Я беру себя в руки и с запинками, с заминками рассказываю все, что было плохого… У нас очень плохая классная дама, очень злая, ее все ненавидят, зовут Дрыгалкой… Дрыгалка на меня кричала: «Здесь вам не полагается хоте-е-еть, здесь нужно слушаться!» Про селедку, которую я нарисовала на доске, Дрыгалка сказала: «Глупые остроты!» – и повела плечом: вот так!.. Перед уроком танцевания Дрыгалка поставила меня в угол: «за неуместный смех!». А когда она спросила, кто же это меня так рассмешил, я не могла сказать правду, что меня рассмешила Меля Норейко: ее бы тоже поставили в угол, если б я сказала правду… А ты говоришь, папа: «Правду, правду!» Как ее говорить, правду?.. И еще было плохое: у Кати Кандауровой вчера похоронили отца, она плакала, она такая несчастная, – и ни Дрыгалка, ни учительница танцев даже не пожалели ее… И еще я – юдейская… Что это такое?
– Всё? – спрашивает папа.
– Всё.
– Ну, так перестаньте все над ней страдать! Ничего страшного во всем этом нет.

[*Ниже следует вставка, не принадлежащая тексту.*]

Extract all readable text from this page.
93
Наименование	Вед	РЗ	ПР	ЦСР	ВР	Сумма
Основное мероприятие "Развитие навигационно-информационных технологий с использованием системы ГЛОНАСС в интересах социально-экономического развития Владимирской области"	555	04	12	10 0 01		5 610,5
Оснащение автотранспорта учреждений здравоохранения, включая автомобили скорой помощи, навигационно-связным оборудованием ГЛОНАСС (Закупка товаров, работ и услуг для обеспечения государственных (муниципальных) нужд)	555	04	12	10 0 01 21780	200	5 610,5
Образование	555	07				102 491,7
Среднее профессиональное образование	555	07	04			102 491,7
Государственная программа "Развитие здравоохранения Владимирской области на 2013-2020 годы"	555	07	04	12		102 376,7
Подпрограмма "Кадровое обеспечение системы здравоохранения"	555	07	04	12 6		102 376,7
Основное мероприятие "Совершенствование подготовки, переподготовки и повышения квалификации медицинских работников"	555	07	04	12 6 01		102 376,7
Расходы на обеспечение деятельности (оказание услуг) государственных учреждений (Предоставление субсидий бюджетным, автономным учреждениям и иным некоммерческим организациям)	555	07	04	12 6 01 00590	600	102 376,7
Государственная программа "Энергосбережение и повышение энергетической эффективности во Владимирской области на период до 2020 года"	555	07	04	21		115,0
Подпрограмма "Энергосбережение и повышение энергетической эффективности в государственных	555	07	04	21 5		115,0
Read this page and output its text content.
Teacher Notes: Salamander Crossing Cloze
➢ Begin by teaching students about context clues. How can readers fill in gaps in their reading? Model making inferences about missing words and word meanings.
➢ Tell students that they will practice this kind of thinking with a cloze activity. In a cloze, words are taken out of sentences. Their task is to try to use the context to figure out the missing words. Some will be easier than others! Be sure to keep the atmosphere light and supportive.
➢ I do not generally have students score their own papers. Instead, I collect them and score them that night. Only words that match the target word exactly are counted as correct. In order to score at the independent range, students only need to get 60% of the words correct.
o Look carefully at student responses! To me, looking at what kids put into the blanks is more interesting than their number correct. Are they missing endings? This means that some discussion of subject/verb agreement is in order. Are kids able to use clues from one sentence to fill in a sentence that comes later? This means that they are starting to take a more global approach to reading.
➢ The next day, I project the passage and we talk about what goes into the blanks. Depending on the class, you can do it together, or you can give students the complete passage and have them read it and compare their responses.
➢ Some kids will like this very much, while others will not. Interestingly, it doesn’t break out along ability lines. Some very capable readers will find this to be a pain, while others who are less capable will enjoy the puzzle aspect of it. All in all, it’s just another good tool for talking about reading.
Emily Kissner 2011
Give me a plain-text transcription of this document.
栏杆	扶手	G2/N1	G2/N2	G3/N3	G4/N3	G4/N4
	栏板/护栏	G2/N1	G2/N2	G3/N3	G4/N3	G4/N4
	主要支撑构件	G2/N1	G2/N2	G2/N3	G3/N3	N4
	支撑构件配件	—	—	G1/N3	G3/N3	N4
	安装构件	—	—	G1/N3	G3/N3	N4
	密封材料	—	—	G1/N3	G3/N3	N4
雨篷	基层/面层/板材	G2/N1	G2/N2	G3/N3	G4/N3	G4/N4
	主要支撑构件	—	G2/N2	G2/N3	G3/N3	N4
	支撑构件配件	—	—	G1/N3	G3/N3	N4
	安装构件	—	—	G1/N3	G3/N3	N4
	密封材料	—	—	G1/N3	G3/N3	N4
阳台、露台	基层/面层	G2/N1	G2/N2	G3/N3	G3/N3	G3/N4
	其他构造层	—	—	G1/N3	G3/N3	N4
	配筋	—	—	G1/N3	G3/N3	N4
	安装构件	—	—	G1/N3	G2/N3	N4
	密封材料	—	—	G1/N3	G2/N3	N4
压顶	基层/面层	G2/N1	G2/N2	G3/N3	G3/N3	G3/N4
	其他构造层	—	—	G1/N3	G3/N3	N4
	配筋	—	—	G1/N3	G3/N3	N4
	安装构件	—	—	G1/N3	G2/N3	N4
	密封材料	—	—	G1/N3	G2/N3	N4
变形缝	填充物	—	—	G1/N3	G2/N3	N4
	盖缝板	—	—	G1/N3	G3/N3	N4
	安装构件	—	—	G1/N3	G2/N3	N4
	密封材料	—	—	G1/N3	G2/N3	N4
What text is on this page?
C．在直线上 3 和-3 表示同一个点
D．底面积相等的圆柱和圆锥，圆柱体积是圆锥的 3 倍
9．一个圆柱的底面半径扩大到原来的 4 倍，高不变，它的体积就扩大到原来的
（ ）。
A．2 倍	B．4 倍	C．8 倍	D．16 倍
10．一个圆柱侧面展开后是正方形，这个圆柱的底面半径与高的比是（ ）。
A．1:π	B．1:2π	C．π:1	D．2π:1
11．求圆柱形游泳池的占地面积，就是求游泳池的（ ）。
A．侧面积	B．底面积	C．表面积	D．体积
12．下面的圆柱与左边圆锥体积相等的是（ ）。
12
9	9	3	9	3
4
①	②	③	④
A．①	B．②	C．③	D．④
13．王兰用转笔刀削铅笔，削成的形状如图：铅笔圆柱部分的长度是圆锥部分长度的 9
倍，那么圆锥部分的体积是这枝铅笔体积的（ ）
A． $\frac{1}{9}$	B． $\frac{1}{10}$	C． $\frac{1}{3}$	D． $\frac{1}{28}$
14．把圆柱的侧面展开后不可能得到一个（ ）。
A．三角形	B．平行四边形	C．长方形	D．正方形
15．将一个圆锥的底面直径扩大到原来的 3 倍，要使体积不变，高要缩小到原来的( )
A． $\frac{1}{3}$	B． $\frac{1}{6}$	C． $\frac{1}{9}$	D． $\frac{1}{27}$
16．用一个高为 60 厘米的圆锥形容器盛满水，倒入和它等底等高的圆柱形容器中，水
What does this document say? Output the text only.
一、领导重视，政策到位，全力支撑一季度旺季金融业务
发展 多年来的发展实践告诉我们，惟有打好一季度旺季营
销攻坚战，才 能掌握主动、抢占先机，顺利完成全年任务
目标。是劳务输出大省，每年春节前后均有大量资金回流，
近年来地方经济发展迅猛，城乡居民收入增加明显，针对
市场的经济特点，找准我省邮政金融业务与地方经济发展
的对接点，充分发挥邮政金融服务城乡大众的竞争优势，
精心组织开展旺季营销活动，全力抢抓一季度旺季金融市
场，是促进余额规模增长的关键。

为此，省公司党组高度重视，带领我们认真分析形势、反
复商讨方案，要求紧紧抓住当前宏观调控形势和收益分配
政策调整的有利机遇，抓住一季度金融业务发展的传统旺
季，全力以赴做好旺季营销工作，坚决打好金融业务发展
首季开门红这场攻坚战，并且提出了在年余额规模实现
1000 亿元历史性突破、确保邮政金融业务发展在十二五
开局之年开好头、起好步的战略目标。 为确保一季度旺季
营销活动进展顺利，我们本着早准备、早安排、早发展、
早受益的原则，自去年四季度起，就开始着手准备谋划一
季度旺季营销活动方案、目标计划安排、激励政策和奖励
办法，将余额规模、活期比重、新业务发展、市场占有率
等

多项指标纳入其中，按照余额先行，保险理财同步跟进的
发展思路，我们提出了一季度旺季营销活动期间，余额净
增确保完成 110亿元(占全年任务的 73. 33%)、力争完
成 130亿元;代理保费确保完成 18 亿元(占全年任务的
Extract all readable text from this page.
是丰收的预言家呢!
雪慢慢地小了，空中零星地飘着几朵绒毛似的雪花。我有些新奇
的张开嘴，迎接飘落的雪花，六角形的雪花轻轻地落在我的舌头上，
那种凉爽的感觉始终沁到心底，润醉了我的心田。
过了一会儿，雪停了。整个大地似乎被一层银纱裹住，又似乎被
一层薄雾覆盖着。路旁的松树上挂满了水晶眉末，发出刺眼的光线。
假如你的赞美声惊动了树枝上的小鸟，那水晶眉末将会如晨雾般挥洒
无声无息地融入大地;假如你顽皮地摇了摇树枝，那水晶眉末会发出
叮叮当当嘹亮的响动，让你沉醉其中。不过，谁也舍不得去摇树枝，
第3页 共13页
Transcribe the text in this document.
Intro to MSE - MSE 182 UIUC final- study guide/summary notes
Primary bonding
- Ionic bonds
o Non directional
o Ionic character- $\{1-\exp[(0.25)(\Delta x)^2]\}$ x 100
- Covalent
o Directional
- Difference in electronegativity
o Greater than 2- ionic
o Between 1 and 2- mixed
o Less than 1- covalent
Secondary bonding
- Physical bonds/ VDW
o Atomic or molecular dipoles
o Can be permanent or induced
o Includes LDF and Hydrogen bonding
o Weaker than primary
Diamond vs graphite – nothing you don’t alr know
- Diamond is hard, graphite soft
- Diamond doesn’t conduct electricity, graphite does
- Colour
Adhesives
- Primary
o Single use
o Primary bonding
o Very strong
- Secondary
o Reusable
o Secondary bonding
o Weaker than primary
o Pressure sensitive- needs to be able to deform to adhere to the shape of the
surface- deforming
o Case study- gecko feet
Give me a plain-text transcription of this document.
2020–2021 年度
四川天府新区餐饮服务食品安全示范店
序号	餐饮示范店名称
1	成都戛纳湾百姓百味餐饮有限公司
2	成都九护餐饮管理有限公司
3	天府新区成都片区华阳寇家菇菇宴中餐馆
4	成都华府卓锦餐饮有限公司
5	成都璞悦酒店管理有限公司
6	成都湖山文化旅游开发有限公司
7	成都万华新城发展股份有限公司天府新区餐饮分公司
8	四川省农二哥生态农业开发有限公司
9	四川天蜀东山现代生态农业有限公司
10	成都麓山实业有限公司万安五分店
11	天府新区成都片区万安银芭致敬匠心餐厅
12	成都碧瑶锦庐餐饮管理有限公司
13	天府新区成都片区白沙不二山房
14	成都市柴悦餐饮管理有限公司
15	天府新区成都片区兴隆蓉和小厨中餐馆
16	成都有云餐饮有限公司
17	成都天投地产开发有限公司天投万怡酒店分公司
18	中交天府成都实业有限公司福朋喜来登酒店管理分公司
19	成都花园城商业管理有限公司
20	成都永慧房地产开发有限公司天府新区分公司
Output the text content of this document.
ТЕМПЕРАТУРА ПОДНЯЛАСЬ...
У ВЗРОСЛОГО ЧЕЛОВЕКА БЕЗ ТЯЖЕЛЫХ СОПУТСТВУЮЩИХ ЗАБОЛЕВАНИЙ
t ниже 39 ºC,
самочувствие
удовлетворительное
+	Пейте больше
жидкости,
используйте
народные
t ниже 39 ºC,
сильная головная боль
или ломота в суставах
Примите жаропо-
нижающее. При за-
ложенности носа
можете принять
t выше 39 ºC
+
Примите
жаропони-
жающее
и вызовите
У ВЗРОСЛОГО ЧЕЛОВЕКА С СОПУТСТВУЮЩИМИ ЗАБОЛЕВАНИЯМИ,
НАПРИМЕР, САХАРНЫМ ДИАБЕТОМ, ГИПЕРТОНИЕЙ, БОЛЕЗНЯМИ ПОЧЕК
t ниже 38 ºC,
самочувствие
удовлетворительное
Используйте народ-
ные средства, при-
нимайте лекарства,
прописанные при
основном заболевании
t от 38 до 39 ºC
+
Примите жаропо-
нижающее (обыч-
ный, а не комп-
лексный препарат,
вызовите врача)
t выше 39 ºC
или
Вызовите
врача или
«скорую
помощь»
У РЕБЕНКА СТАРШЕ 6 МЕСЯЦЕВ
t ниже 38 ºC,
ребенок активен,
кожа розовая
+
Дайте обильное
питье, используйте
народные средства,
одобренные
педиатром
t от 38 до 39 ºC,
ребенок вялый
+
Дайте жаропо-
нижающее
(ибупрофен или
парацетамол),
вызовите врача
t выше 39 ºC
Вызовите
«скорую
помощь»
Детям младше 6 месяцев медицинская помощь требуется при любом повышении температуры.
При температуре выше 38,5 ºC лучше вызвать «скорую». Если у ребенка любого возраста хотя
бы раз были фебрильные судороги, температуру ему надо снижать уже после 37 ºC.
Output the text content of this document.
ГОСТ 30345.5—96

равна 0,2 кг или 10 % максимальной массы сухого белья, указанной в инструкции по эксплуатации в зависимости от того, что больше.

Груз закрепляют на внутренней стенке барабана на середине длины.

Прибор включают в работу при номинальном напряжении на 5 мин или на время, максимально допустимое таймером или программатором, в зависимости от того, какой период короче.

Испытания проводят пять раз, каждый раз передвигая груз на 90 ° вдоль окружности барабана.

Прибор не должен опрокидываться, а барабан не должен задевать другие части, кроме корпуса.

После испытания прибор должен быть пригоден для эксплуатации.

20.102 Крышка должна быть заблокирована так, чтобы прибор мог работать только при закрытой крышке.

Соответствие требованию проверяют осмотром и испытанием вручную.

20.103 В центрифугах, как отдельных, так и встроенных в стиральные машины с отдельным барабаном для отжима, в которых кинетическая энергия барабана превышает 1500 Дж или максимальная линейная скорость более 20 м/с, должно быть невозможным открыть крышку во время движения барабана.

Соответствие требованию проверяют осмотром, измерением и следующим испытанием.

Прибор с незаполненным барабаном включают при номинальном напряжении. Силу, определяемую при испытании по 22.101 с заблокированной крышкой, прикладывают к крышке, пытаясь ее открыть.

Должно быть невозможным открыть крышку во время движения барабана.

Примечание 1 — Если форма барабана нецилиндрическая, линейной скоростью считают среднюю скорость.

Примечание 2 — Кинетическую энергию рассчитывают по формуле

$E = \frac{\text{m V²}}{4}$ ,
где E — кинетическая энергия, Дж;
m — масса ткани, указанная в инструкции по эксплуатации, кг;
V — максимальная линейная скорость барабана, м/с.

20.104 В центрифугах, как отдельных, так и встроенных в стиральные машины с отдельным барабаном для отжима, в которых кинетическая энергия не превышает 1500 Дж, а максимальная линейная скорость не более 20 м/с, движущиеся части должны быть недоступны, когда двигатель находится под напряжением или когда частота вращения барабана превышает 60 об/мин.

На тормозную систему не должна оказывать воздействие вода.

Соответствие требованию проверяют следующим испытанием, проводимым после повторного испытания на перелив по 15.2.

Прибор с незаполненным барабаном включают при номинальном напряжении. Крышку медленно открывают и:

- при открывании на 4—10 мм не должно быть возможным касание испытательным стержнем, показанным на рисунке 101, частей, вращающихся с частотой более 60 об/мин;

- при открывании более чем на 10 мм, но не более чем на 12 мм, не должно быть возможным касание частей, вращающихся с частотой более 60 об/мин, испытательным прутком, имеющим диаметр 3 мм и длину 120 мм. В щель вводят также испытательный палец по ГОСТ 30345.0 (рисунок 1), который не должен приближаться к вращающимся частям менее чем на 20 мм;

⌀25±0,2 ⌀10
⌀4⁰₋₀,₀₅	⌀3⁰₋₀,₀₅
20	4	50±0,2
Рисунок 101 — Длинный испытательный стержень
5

– Как же нет, Яков? – говорит мама, вытирая платком глаза.
– А так, что нет! Может быть, эта классная дама в самом деле плохой человек, не знаю… Что же, девочка проживет жизнь и не увидит плохих людей? Их очень много на свете! Жаль, что она сталкивается с ними так рано, но что поделаешь?.. А что в школе «надо не хотеть, а слушаться», так ведь это правильно! Подумай, если всякий начнет выкомаривать на свой салтык, что ему «хочется», никакого ученья не будет! И в угол ее поставили за дело – она смеялась во время урока. Я бы, – оговаривается папа, – не ставил детей в угол: по-моему, нехорошо так срамить их, да еще в первый же день. Но ведь у нее могут быть другие мысли, не такие, как у меня, у этой вашей… ну, как ее? Не Дрыгалкой же мне ее звать, есть у нее, наверно, имя и отчество, – Христофора Колумбовна, что ли…
– Евгения Ивановна… А как же, папа, правду? Сам видишь, правду ей говорить нельзя!